题意:当使用Hugging Face的本地嵌入模型时,为什么llama-index仍然需要一个OpenAI的密钥(key)?
问题背景:
I am creating a very simple question and answer app based on documents using llama-index. Previously, I had it working with OpenAI. Now I want to try using no external APIs so I'm trying the Hugging Face example.
我正在使用 llama-index 创建一个基于文档的非常简单的问答应用。之前,我使用 OpenAI 来实现这个功能。现在我想尝试不使用任何外部 API,所以我正在尝试 Hugging Face 的示例。
Note that for a completely private experience, also setup a local embedding model.
请注意,为了获得完全私有的体验,也请设置一个本地嵌入模型。
Here is my code: 这是我的代码
from pathlib import Path
import gradio as gr
import sys
import logging
import os
from llama_index.llms import HuggingFaceLLM
from llama_index.prompts.prompts import SimpleInputPrompt
logging.basicConfig(stream=sys.stdout, level=logging.DEBUG)
logging.getLogger().addHandler(logging.StreamHandler(stream=sys.stdout))

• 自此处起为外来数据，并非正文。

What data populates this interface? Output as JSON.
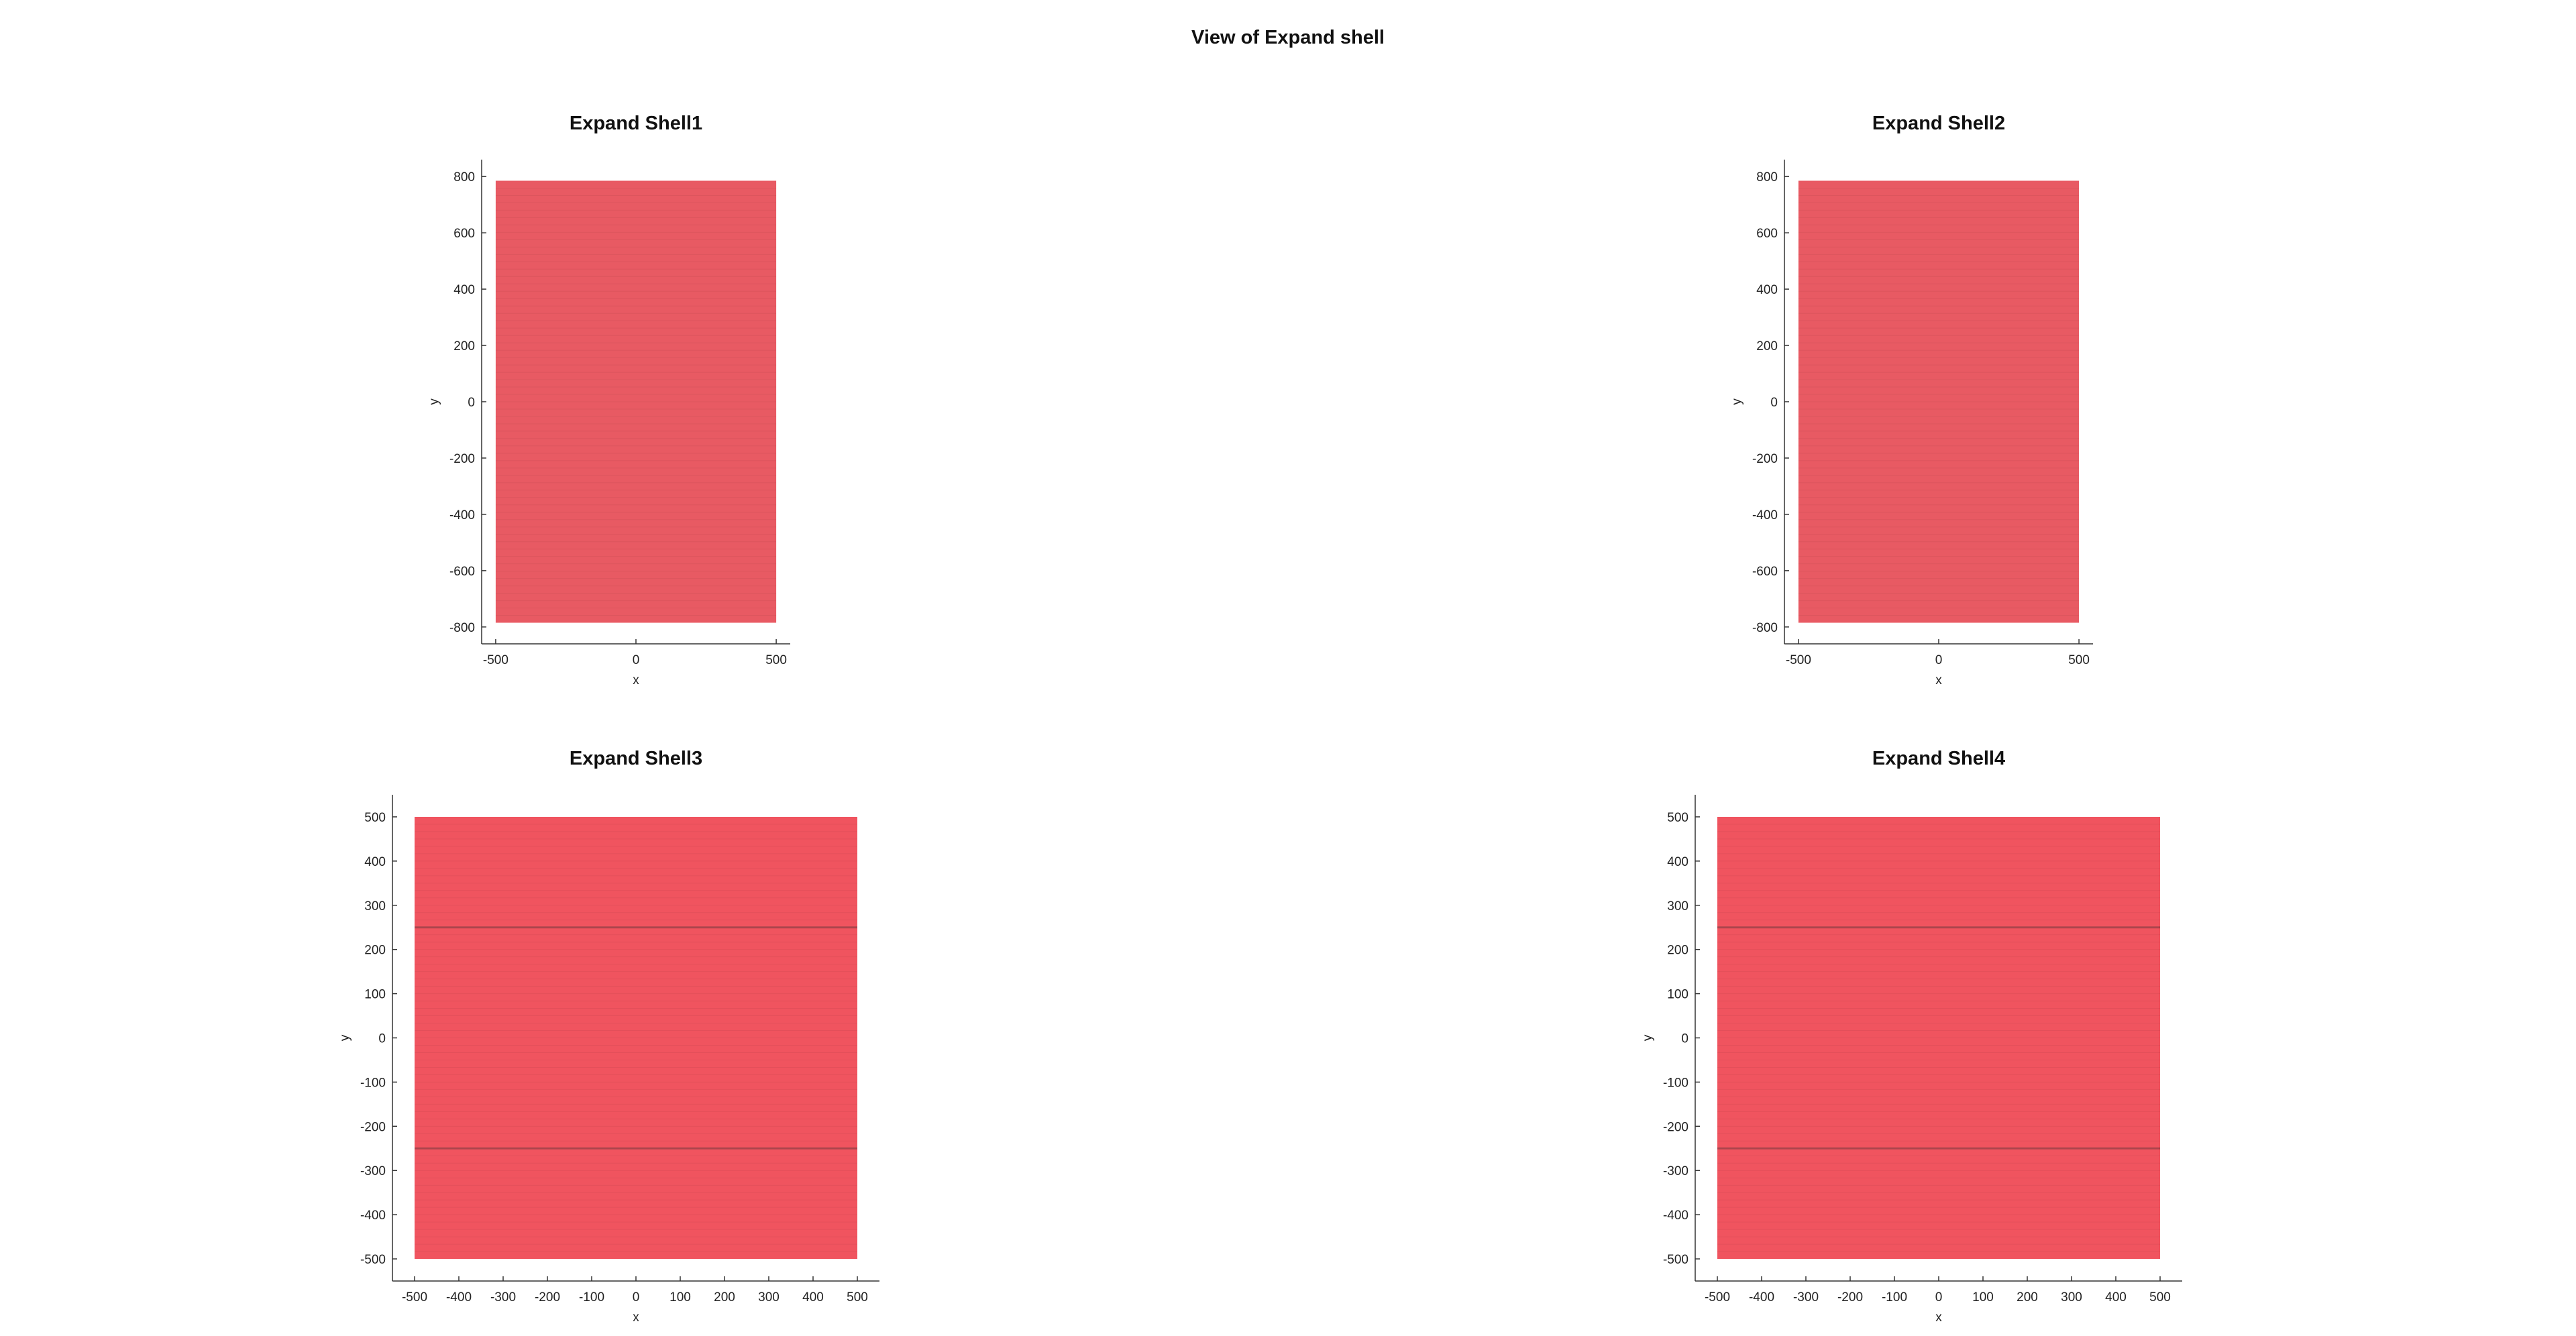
{
  "figure": {
    "title": "View of Expand shell"
  },
  "chart_data": [
    {
      "type": "area",
      "title": "Expand Shell1",
      "xlabel": "x",
      "ylabel": "y",
      "xlim": [
        -550,
        550
      ],
      "ylim": [
        -860,
        860
      ],
      "xticks": [
        -500,
        0,
        500
      ],
      "yticks": [
        -800,
        -600,
        -400,
        -200,
        0,
        200,
        400,
        600,
        800
      ],
      "x": [
        -500,
        500
      ],
      "y": [
        -785,
        785
      ],
      "fill_color": "#e85a63",
      "internal_lines_y": []
    },
    {
      "type": "area",
      "title": "Expand Shell2",
      "xlabel": "x",
      "ylabel": "y",
      "xlim": [
        -550,
        550
      ],
      "ylim": [
        -860,
        860
      ],
      "xticks": [
        -500,
        0,
        500
      ],
      "yticks": [
        -800,
        -600,
        -400,
        -200,
        0,
        200,
        400,
        600,
        800
      ],
      "x": [
        -500,
        500
      ],
      "y": [
        -785,
        785
      ],
      "fill_color": "#e85a63",
      "internal_lines_y": []
    },
    {
      "type": "area",
      "title": "Expand Shell3",
      "xlabel": "x",
      "ylabel": "y",
      "xlim": [
        -550,
        550
      ],
      "ylim": [
        -550,
        550
      ],
      "xticks": [
        -500,
        -400,
        -300,
        -200,
        -100,
        0,
        100,
        200,
        300,
        400,
        500
      ],
      "yticks": [
        -500,
        -400,
        -300,
        -200,
        -100,
        0,
        100,
        200,
        300,
        400,
        500
      ],
      "x": [
        -500,
        500
      ],
      "y": [
        -500,
        500
      ],
      "fill_color": "#f0545f",
      "internal_lines_y": [
        -250,
        250
      ]
    },
    {
      "type": "area",
      "title": "Expand Shell4",
      "xlabel": "x",
      "ylabel": "y",
      "xlim": [
        -550,
        550
      ],
      "ylim": [
        -550,
        550
      ],
      "xticks": [
        -500,
        -400,
        -300,
        -200,
        -100,
        0,
        100,
        200,
        300,
        400,
        500
      ],
      "yticks": [
        -500,
        -400,
        -300,
        -200,
        -100,
        0,
        100,
        200,
        300,
        400,
        500
      ],
      "x": [
        -500,
        500
      ],
      "y": [
        -500,
        500
      ],
      "fill_color": "#f0545f",
      "internal_lines_y": [
        -250,
        250
      ]
    }
  ]
}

from llama_index import SimpleDirectoryReader, VectorStoreIndex, ServiceContext, load_index_from_storage, StorageContext
storage_path = "storage/"
docs_path="docs"
def construct_index(directory_path):
max_input_size = 4096
num_outputs = 512
#max_chunk_overlap = 20
chunk_overlap_ratio = 0.1
chunk_size_limit = 600
#prompt_helper = PromptHelper(max_input_size, num_outputs, chunk_overlap_ratio, chunk_size_limit=chunk_size_limit)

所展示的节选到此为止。